According to documentation, "When in dynamic partition overwrite mode, operations overwrite all existing data in each logical partition for which the write commits new data. Any existing logical partitions for which the write does not contain data remain unchanged." https://docs.databricks.com/en/delta/selective-overwrite.html#dynamic-partition-overwrites

However, I am not sure what logical partition means in this context


Solution

  • I did some testing (results below) to evaluate behavior of dynamic partitionOverwriteMode, as inspired by this blog, and confirmed that documentation is referring to Hive-style partitions only (as created by partitionBy) when selectively overwriting partitions. It does not selectively overwrite individual parquet files based off of any supplemental logical grouping.

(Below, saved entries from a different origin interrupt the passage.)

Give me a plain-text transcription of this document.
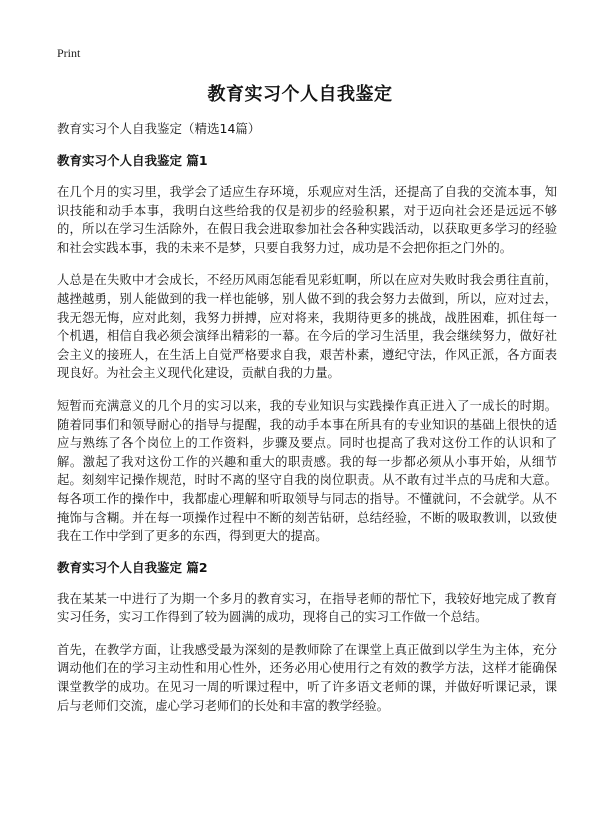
Print
教育实习个人自我鉴定

教育实习个人自我鉴定（精选14篇）

教育实习个人自我鉴定 篇1

在几个月的实习里，我学会了适应生存环境，乐观应对生活，还提高了自我的交流本事，知识技能和动手本事，我明白这些给我的仅是初步的经验积累，对于迈向社会还是远远不够的，所以在学习生活除外，在假日我会进取参加社会各种实践活动，以获取更多学习的经验和社会实践本事，我的未来不是梦，只要自我努力过，成功是不会把你拒之门外的。

人总是在失败中才会成长，不经历风雨怎能看见彩虹啊，所以在应对失败时我会勇往直前，越挫越勇，别人能做到的我一样也能够，别人做不到的我会努力去做到，所以，应对过去，我无怨无悔，应对此刻，我努力拼搏，应对将来，我期待更多的挑战，战胜困难，抓住每一个机遇，相信自我必须会演绎出精彩的一幕。在今后的学习生活里，我会继续努力，做好社会主义的接班人，在生活上自觉严格要求自我，艰苦朴素，遵纪守法，作风正派，各方面表现良好。为社会主义现代化建设，贡献自我的力量。

短暂而充满意义的几个月的实习以来，我的专业知识与实践操作真正进入了一成长的时期。随着同事们和领导耐心的指导与提醒，我的动手本事在所具有的专业知识的基础上很快的适应与熟练了各个岗位上的工作资料，步骤及要点。同时也提高了我对这份工作的认识和了解。激起了我对这份工作的兴趣和重大的职责感。我的每一步都必须从小事开始，从细节起。刻刻牢记操作规范，时时不离的坚守自我的岗位职责。从不敢有过半点的马虎和大意。每各项工作的操作中，我都虚心理解和听取领导与同志的指导。不懂就问，不会就学。从不掩饰与含糊。并在每一项操作过程中不断的刻苦钻研，总结经验，不断的吸取教训，以致使我在工作中学到了更多的东西，得到更大的提高。

教育实习个人自我鉴定 篇2

我在某某一中进行了为期一个多月的教育实习，在指导老师的帮忙下，我较好地完成了教育实习任务，实习工作得到了较为圆满的成功，现将自己的实习工作做一个总结。

首先，在教学方面，让我感受最为深刻的是教师除了在课堂上真正做到以学生为主体，充分调动他们在的学习主动性和用心性外，还务必用心使用行之有效的教学方法，这样才能确保课堂教学的成功。在见习一周的听课过程中，听了许多语文老师的课，并做好听课记录，课后与老师们交流，虚心学习老师们的长处和丰富的教学经验。
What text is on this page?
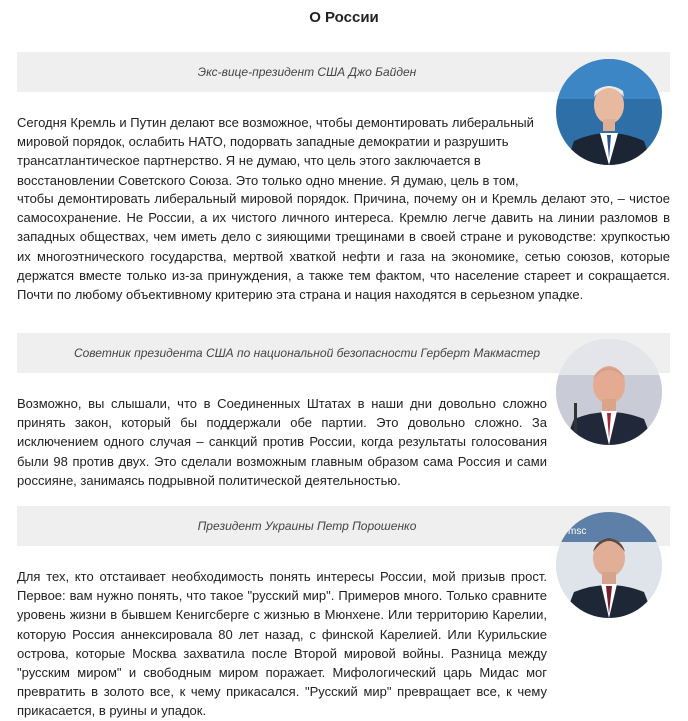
О России
Экс-вице-президент США Джо Байден
Сегодня Кремль и Путин делают все возможное, чтобы демонтировать либеральный
мировой порядок, ослабить НАТО, подорвать западные демократии и разрушить
трансатлантическое партнерство. Я не думаю, что цель этого заключается в
восстановлении Советского Союза. Это только одно мнение. Я думаю, цель в том,
чтобы демонтировать либеральный мировой порядок. Причина, почему он и Кремль делают это, – чистое самосохранение. Не России, а их чистого личного интереса. Кремлю легче давить на линии разломов в западных обществах, чем иметь дело с зияющими трещинами в своей стране и руководстве: хрупкостью их многоэтнического государства, мертвой хваткой нефти и газа на экономике, сетью союзов, которые держатся вместе только из-за принуждения, а также тем фактом, что население стареет и сокращается. Почти по любому объективному критерию эта страна и нация находятся в серьезном упадке.
Советник президента США по национальной безопасности Герберт Макмастер
Возможно, вы слышали, что в Соединенных Штатах в наши дни довольно сложно принять закон, который бы поддержали обе партии. Это довольно сложно. За исключением одного случая – санкций против России, когда результаты голосования были 98 против двух. Это сделали возможным главным образом сама Россия и сами россияне, занимаясь подрывной политической деятельностью.
Президент Украины Петр Порошенко	msc
Для тех, кто отстаивает необходимость понять интересы России, мой призыв прост. Первое: вам нужно понять, что такое "русский мир". Примеров много. Только сравните уровень жизни в бывшем Кенигсберге с жизнью в Мюнхене. Или территорию Карелии, которую Россия аннексировала 80 лет назад, с финской Карелией. Или Курильские острова, которые Москва захватила после Второй мировой войны. Разница между "русским миром" и свободным миром поражает. Мифологический царь Мидас мог превратить в золото все, к чему прикасался. "Русский мир" превращает все, к чему прикасается, в руины и упадок.
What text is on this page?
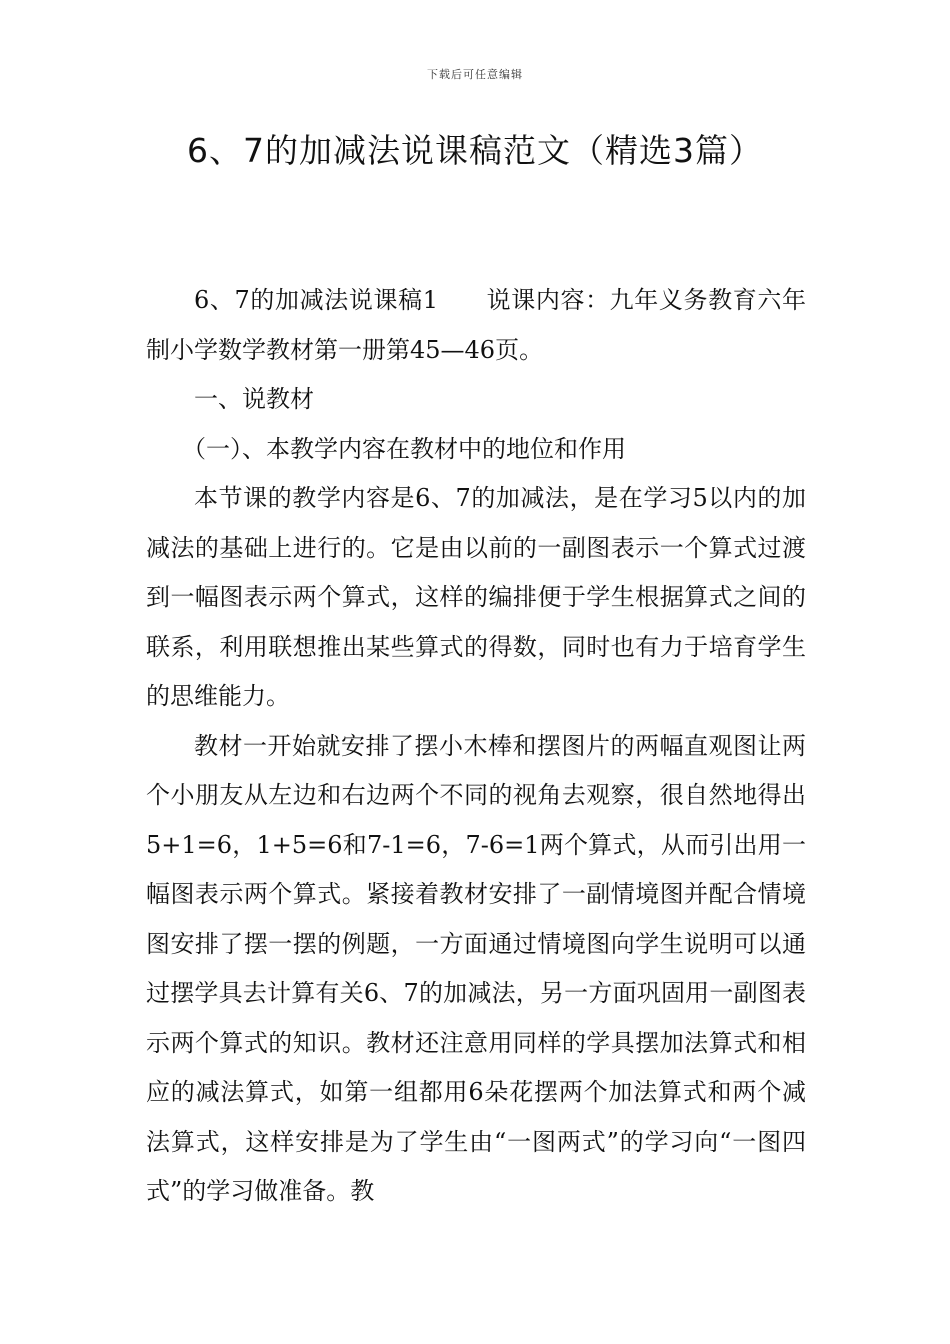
下载后可任意编辑
6、7的加减法说课稿范文（精选3篇）

6、7的加减法说课稿1 说课内容：九年义务教育六年制小学数学教材第一册第45—46页。

一、说教材

（一）、本教学内容在教材中的地位和作用

本节课的教学内容是6、7的加减法，是在学习5以内的加减法的基础上进行的。它是由以前的一副图表示一个算式过渡到一幅图表示两个算式，这样的编排便于学生根据算式之间的联系，利用联想推出某些算式的得数，同时也有力于培育学生的思维能力。

教材一开始就安排了摆小木棒和摆图片的两幅直观图让两个小朋友从左边和右边两个不同的视角去观察，很自然地得出5+1=6，1+5=6和7-1=6，7-6=1两个算式，从而引出用一幅图表示两个算式。紧接着教材安排了一副情境图并配合情境图安排了摆一摆的例题，一方面通过情境图向学生说明可以通过摆学具去计算有关6、7的加减法，另一方面巩固用一副图表示两个算式的知识。教材还注意用同样的学具摆加法算式和相应的减法算式，如第一组都用6朵花摆两个加法算式和两个减法算式，这样安排是为了学生由“一图两式”的学习向“一图四式”的学习做准备。教
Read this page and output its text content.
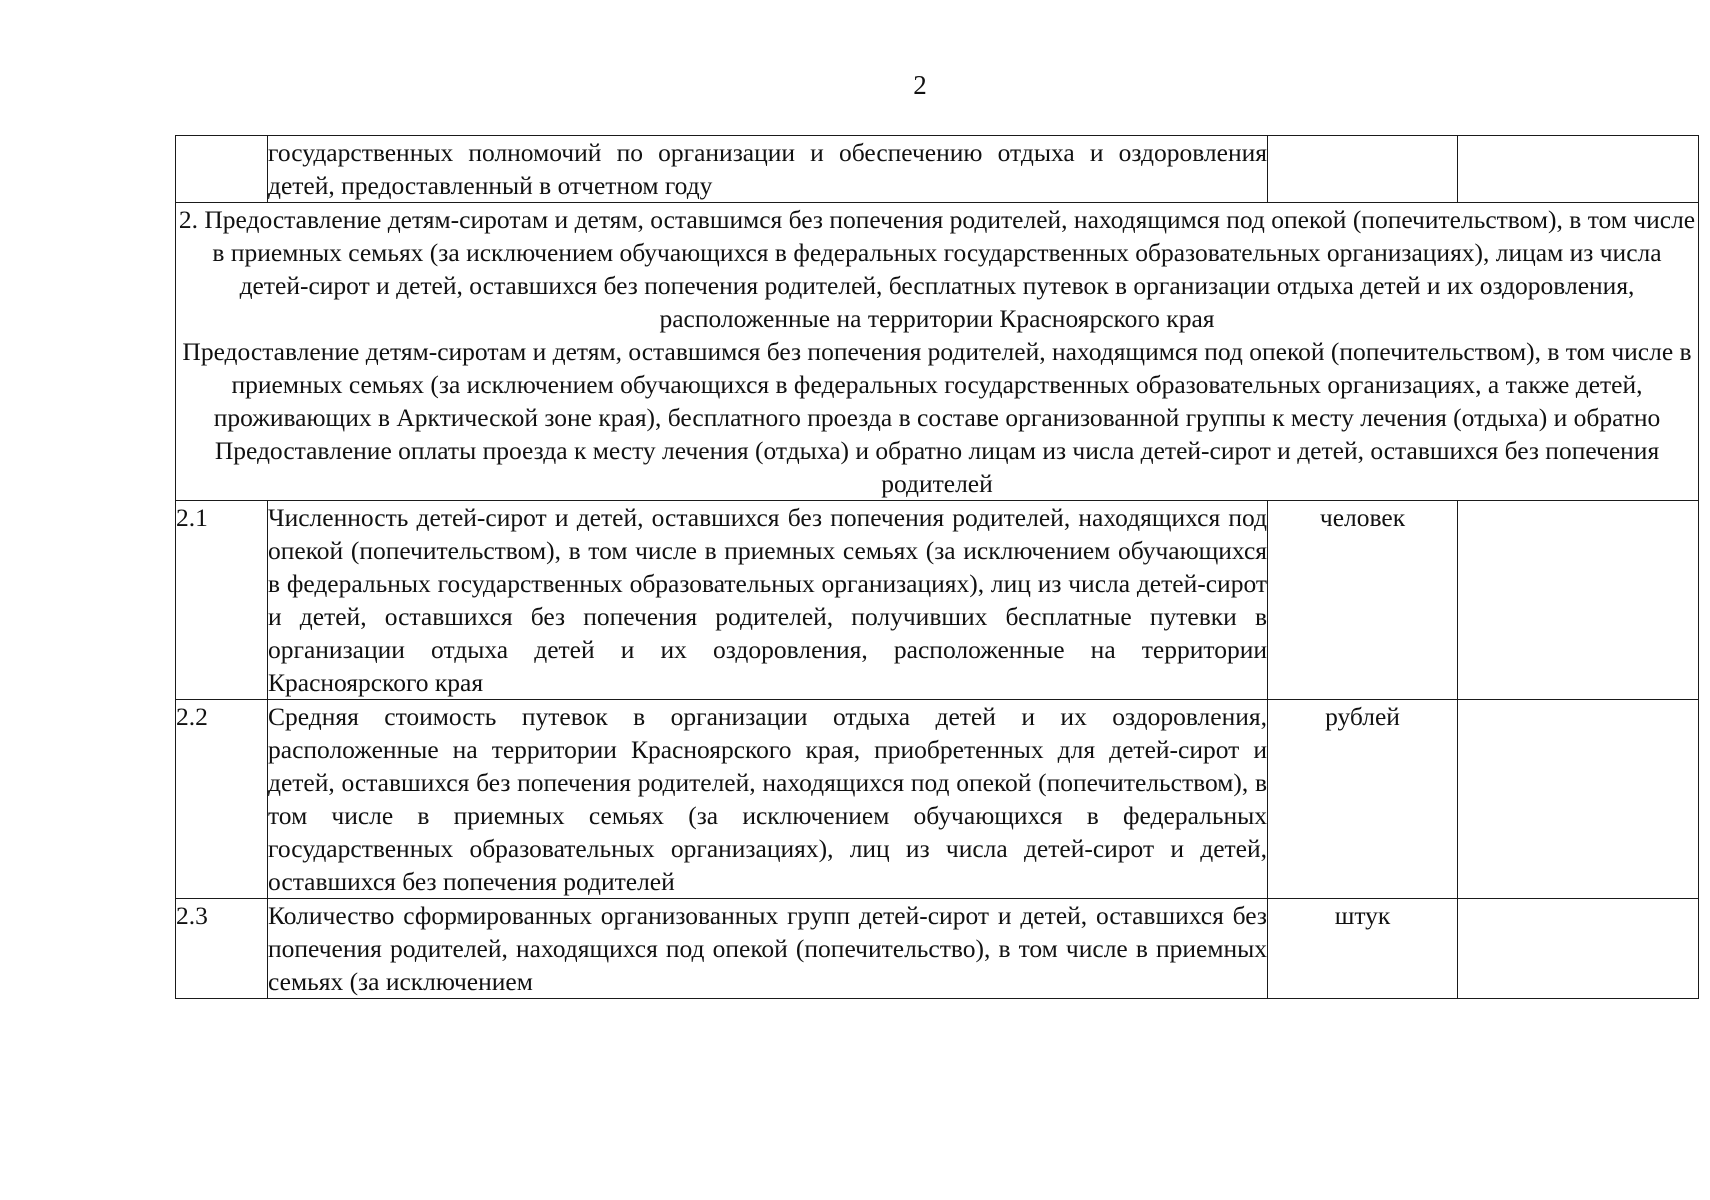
2
	государственных полномочий по организации и обеспечению отдыха и оздоровления детей, предоставленный в отчетном году		

2. Предоставление детям-сиротам и детям, оставшимся без попечения родителей, находящимся под опекой (попечительством), в том числе в приемных семьях (за исключением обучающихся в федеральных государственных образовательных организациях), лицам из числа детей-сирот и детей, оставшихся без попечения родителей, бесплатных путевок в организации отдыха детей и их оздоровления, расположенные на территории Красноярского края

Предоставление детям-сиротам и детям, оставшимся без попечения родителей, находящимся под опекой (попечительством), в том числе в приемных семьях (за исключением обучающихся в федеральных государственных образовательных организациях, а также детей, проживающих в Арктической зоне края), бесплатного проезда в составе организованной группы к месту лечения (отдыха) и обратно

Предоставление оплаты проезда к месту лечения (отдыха) и обратно лицам из числа детей-сирот и детей, оставшихся без попечения родителей			

2.1	Численность детей-сирот и детей, оставшихся без попечения родителей, находящихся под опекой (попечительством), в том числе в приемных семьях (за исключением обучающихся в федеральных государственных образовательных организациях), лиц из числа детей-сирот и детей, оставшихся без попечения родителей, получивших бесплатные путевки в организации отдыха детей и их оздоровления, расположенные на территории Красноярского края	человек	
2.2	Средняя стоимость путевок в организации отдыха детей и их оздоровления, расположенные на территории Красноярского края, приобретенных для детей-сирот и детей, оставшихся без попечения родителей, находящихся под опекой (попечительством), в том числе в приемных семьях (за исключением обучающихся в федеральных государственных образовательных организациях), лиц из числа детей-сирот и детей, оставшихся без попечения родителей	рублей	
2.3	Количество сформированных организованных групп детей-сирот и детей, оставшихся без попечения родителей, находящихся под опекой (попечительство), в том числе в приемных семьях (за исключением	штук	
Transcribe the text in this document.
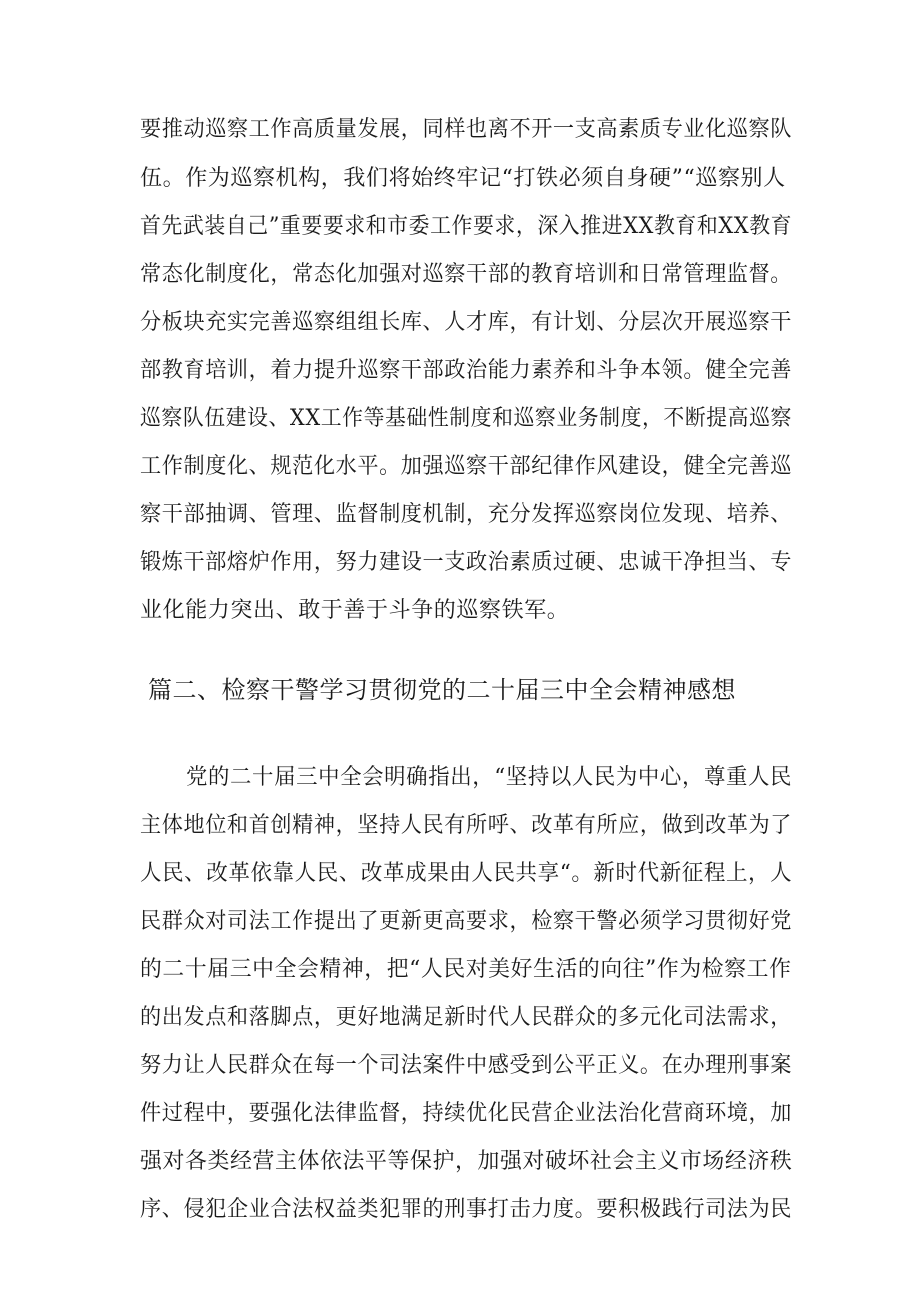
要推动巡察工作高质量发展，同样也离不开一支高素质专业化巡察队
伍。作为巡察机构，我们将始终牢记“打铁必须自身硬”“巡察别人
首先武装自己”重要要求和市委工作要求，深入推进XX教育和XX教育
常态化制度化，常态化加强对巡察干部的教育培训和日常管理监督。
分板块充实完善巡察组组长库、人才库，有计划、分层次开展巡察干
部教育培训，着力提升巡察干部政治能力素养和斗争本领。健全完善
巡察队伍建设、XX工作等基础性制度和巡察业务制度，不断提高巡察
工作制度化、规范化水平。加强巡察干部纪律作风建设，健全完善巡
察干部抽调、管理、监督制度机制，充分发挥巡察岗位发现、培养、
锻炼干部熔炉作用，努力建设一支政治素质过硬、忠诚干净担当、专
业化能力突出、敢于善于斗争的巡察铁军。
篇二、检察干警学习贯彻党的二十届三中全会精神感想
党的二十届三中全会明确指出，“坚持以人民为中心，尊重人民
主体地位和首创精神，坚持人民有所呼、改革有所应，做到改革为了
人民、改革依靠人民、改革成果由人民共享“。新时代新征程上，人
民群众对司法工作提出了更新更高要求，检察干警必须学习贯彻好党
的二十届三中全会精神，把“人民对美好生活的向往”作为检察工作
的出发点和落脚点，更好地满足新时代人民群众的多元化司法需求，
努力让人民群众在每一个司法案件中感受到公平正义。在办理刑事案
件过程中，要强化法律监督，持续优化民营企业法治化营商环境，加
强对各类经营主体依法平等保护，加强对破坏社会主义市场经济秩
序、侵犯企业合法权益类犯罪的刑事打击力度。要积极践行司法为民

    from pyspark.sql import Row
    from pyspark.sql.functions import col
    
    data = [
        Row(order_id=1, order_amount=100, year=2025, month=1, day=2),
        Row(order_id=2, order_amount=150, year=2025, month=1, day=5),
        Row(order_id=3, order_amount=200, year=2025, month=1, day=6),
        Row(order_id=4, order_amount=250, year=2025, month=2, day=6),
        Row(order_id=5, order_amount=300, year=2025, month=2, day=23),
        Row(order_id=6, order_amount=350, year=2024, month=12, day=11)
    ]
    
    df_write_1 = spark.createDataFrame(data)
    display(df_write_1)
    

    Initial DataFrame written

    df_write_1.write.mode("overwrite") \
        .partitionBy("year", "month") \
        .option("partitionOverwriteMode", "dynamic") \
        .option("maxRecordsPerFile", 1) \
        .parquet(s3_path)
    
    data = [
        Row(order_id=1, order_amount=100, year=2025, month=1, day=2),
        Row(order_id=2, order_amount=150, year=2025, month=1, day=5),
        Row(order_id=3, order_amount=200, year=2025, month=1, day=6),
        Row(order_id=5, order_amount=300, year=2025, month=2, day=23),
        Row(order_id=7, order_amount=250, year=2025, month=2, day=23),
        Row(order_id=8, order_amount=500, year=2025, month=2, day=6),
        Row(order_id=9, order_amount=250, year=2025, month=3, day=23),
    ]
    
    df_write_2 = spark.createDataFrame(data)
    display(df_write_2)
    

    New incremental DataFrame written.

    df_write_2.write.mode("overwrite") \
        .partitionBy("year", "month") \
        .option("partitionOverwriteMode", "dynamic") \
        .option("maxRecordsPerFile", 1) \
        .parquet(s3_path)
    
    df_read = spark.read.parquet(s3_path)
    display(df_read.orderBy("order_id"))
    

    DataFrame that is read after incremental dynamic overwrite performed.

    • Hive-style partition year=2024/month=12 was left untouched which is why order_id=6 persists in df_read
    • Hive-style partitions year=2025/month=1 and year=2025/month=2 were both completely overwritten (confirmed by new timestamps of ALL parquet files in these two directories and disappearance of order_id=4)
    • Hive-style partition year=2025/month=3 is newly created and order_id=9 is added to df_read. This behavior was not originally in question but I added it to the test for good measure.